Dynamic content presents challenges. Personalized responses can’t be cached, so each request traverses to the origin. The CDN still provides value through connection optimization and security, but the latency benefits are modest compared to static content caching.

The Evolution Continues

CDNs are evolving into edge computing platforms. Rather than just caching and serving content, modern CDNs execute code at the edge—redirecting requests, transforming responses, implementing authentication logic. Cloudflare Workers, AWS Lambda@Edge, and similar services allow developers to deploy JavaScript functions to hundreds of locations worldwide.

This shifts computation closer to users. An API endpoint that performs authentication and database queries can execute at the edge, reading from a globally distributed database. The user experiences tens of milliseconds of latency instead of hundreds—authentication that once required a round-trip to a central data center now happens within the same city.

The original CDN promise remains unchanged: reduce the distance data must travel. But the implementation has grown from simple caching to a full distributed computing platform. Understanding the architecture—Anycast routing, cache hierarchies, protocol optimizations, security layers—enables better utilization of these systems. The speed of light remains constant, but the distance we can travel in that time continues to shrink.


References

  1. Kohavi, R., & Longbotham, R. (2007). Online Experiments: Lessons Learned. IEEE Computer, 40(9), 103-105.
  2. Wessels, D., & Claffy, K. (1998). ICP and the Squid Web Cache. IEEE Journal on Selected Areas in Communications, 16(3), 345-357.
  3. Pathan, M., & Buyya, R. (2007). A Taxonomy and Survey of Content Delivery Networks. Grid Computing and Distributed Systems Laboratory, University of Melbourne.
  4. Nygren, E., Sitaraman, R. K., & Sun, J. (2010). The Akamai Network: A Platform for High-Performance Internet Applications.
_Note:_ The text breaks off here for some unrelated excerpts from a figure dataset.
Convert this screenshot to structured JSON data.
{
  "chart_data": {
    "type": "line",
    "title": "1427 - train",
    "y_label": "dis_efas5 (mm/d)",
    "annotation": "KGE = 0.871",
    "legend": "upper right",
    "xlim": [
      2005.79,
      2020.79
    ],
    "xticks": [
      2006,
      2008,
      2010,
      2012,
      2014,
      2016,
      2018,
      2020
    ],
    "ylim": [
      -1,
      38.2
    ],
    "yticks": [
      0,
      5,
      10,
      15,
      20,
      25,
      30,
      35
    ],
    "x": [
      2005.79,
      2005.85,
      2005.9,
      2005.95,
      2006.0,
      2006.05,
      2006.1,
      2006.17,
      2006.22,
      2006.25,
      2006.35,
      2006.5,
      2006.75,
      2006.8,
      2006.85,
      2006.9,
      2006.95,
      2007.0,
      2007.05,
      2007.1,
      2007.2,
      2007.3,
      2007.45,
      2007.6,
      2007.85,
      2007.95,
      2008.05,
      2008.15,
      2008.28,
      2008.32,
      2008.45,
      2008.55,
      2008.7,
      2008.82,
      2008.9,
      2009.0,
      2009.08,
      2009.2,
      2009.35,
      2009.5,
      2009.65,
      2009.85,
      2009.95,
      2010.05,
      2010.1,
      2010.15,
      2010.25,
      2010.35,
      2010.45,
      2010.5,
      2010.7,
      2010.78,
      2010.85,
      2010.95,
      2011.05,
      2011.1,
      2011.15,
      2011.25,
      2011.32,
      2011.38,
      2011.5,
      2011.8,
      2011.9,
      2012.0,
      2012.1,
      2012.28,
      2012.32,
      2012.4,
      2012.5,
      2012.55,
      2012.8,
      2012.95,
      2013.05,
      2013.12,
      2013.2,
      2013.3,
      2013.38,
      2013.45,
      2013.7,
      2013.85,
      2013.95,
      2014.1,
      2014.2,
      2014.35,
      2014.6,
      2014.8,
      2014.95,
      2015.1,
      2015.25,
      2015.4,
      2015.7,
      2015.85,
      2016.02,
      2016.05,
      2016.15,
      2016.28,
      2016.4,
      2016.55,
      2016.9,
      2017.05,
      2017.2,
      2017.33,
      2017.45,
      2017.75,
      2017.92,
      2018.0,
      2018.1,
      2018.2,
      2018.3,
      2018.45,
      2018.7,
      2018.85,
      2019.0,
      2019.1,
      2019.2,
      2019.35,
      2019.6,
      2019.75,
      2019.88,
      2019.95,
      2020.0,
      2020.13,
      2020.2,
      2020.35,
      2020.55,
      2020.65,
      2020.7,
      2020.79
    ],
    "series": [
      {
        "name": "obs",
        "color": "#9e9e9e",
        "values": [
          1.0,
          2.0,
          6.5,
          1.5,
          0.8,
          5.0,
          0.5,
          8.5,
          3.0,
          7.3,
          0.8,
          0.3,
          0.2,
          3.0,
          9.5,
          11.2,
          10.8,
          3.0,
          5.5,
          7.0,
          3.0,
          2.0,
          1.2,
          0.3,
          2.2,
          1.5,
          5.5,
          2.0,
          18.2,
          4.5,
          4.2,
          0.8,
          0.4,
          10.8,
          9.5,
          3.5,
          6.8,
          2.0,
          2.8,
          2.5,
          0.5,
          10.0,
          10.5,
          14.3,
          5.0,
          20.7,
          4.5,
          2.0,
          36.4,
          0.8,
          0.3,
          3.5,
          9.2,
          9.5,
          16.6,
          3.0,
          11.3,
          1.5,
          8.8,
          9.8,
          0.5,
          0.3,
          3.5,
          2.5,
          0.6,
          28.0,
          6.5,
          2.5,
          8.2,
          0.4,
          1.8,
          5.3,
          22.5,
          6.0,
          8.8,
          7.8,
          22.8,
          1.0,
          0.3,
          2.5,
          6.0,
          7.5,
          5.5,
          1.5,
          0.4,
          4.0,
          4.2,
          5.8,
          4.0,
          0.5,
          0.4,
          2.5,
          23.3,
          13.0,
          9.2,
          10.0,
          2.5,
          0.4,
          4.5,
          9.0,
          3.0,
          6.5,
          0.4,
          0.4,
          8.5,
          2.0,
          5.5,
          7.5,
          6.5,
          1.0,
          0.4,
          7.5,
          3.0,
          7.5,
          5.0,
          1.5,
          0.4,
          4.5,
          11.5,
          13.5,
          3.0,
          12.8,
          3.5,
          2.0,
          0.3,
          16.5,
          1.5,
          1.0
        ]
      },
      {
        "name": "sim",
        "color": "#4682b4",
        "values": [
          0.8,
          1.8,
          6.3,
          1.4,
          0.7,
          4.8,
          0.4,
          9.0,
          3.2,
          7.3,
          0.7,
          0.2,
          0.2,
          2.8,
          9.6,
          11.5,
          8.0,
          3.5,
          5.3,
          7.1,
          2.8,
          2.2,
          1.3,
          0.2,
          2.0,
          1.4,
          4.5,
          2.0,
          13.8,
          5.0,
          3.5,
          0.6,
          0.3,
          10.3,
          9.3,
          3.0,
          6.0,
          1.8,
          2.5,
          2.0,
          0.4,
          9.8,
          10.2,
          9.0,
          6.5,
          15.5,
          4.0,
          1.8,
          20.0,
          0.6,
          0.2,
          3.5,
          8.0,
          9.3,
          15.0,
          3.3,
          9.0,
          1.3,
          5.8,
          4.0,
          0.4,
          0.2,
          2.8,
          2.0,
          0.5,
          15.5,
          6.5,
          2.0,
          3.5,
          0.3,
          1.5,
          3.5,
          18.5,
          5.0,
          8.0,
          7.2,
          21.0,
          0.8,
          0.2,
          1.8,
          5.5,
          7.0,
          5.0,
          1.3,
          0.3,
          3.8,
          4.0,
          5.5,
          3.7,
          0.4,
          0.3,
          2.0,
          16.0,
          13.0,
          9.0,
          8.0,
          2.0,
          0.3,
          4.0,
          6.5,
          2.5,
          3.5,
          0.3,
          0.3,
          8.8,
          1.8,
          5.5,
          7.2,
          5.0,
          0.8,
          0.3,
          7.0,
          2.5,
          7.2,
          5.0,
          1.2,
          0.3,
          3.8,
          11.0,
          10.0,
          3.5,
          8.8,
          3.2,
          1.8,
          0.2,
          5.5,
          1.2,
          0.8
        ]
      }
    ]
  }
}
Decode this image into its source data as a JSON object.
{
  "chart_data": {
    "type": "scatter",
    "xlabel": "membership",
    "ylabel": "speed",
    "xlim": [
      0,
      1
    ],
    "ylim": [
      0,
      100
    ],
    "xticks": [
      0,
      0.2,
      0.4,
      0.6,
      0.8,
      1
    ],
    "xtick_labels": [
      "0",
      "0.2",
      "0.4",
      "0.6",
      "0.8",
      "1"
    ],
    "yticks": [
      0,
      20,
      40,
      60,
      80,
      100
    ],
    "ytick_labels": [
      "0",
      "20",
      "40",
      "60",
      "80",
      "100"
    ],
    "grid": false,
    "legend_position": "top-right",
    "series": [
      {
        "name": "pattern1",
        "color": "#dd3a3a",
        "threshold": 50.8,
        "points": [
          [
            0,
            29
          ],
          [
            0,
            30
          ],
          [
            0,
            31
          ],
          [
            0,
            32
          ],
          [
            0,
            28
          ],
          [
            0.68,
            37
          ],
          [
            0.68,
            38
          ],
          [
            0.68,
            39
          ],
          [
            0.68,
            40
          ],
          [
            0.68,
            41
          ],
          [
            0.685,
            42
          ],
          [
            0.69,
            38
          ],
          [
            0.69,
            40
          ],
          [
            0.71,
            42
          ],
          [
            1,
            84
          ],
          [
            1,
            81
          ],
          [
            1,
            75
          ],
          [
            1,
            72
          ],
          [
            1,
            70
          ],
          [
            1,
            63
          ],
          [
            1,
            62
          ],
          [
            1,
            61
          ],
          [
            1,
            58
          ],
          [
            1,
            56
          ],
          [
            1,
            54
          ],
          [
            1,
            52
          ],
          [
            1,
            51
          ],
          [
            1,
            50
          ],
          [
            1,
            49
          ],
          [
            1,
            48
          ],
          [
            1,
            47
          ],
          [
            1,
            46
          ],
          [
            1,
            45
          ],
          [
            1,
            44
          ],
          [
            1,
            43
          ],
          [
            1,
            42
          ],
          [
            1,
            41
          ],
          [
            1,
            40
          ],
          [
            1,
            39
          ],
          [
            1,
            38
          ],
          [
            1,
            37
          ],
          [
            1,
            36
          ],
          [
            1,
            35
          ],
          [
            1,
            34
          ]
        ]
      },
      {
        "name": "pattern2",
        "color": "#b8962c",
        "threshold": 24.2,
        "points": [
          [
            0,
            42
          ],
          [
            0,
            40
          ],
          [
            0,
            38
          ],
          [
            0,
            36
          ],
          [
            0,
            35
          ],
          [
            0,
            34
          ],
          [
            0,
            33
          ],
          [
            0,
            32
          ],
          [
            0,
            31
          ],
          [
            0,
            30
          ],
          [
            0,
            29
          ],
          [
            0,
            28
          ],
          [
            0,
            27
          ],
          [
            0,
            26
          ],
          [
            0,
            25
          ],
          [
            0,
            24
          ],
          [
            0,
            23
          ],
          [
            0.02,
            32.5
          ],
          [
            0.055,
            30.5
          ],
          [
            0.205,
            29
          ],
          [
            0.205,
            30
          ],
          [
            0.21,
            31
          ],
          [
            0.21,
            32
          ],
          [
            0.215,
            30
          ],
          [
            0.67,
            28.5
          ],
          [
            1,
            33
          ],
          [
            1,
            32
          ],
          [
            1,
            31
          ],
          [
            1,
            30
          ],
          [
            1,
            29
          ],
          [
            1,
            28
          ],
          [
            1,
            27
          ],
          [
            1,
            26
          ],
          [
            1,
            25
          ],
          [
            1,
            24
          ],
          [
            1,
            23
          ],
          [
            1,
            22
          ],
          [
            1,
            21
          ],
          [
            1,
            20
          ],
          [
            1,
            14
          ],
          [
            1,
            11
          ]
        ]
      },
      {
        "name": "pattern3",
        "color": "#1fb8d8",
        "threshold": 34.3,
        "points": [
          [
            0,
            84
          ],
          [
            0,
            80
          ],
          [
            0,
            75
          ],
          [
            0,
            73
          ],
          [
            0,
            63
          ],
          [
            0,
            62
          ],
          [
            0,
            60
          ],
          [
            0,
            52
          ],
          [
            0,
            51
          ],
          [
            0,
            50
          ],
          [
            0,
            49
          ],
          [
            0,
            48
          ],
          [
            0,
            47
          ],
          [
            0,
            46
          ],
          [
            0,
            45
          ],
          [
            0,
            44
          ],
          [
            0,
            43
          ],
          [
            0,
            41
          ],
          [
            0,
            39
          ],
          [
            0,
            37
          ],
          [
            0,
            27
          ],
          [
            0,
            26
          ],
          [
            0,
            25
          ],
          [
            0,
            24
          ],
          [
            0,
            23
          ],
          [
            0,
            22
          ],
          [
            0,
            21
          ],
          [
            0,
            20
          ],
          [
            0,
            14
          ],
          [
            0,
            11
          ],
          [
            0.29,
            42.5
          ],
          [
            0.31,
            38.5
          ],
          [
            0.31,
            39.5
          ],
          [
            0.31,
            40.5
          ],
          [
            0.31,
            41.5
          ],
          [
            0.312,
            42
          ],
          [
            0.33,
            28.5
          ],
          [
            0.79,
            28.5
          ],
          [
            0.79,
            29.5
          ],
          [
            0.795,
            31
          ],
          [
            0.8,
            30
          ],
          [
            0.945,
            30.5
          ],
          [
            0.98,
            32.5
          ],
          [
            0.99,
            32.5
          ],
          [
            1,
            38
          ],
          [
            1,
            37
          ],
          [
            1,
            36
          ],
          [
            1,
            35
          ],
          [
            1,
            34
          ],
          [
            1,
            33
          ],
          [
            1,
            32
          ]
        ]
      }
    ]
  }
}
ACM SIGOPS Operating Systems Review, 44(3), 2-19.
  5. Cloudflare. (2025). Tiered Cache Documentation. Retrieved from https://developers.cloudflare.com/cache/how-to/tiered-cache/
  6. Cloudflare. (2025). Global Network Map. Retrieved from https://www.cloudflare.com/network/
  7. Fastly. (2024). Origin Shield: How Shielding Improves Performance. Retrieved from https://www.fastly.com/blog/let-the-edge-work-for-you-how-shielding-improves-performance
  8. Akamai. (2017). State of Online Retail Performance. Akamai Technologies.
  9. Google. (2015). QUIC: A UDP-Based Secure and Reliable Transport for HTTP/2. IETF Draft.
  10. Alzoubi, H. A., et al. (2018). Dissecting Latency in the Internet’s Fiber Infrastructure. arXiv preprint arXiv:1811.02900.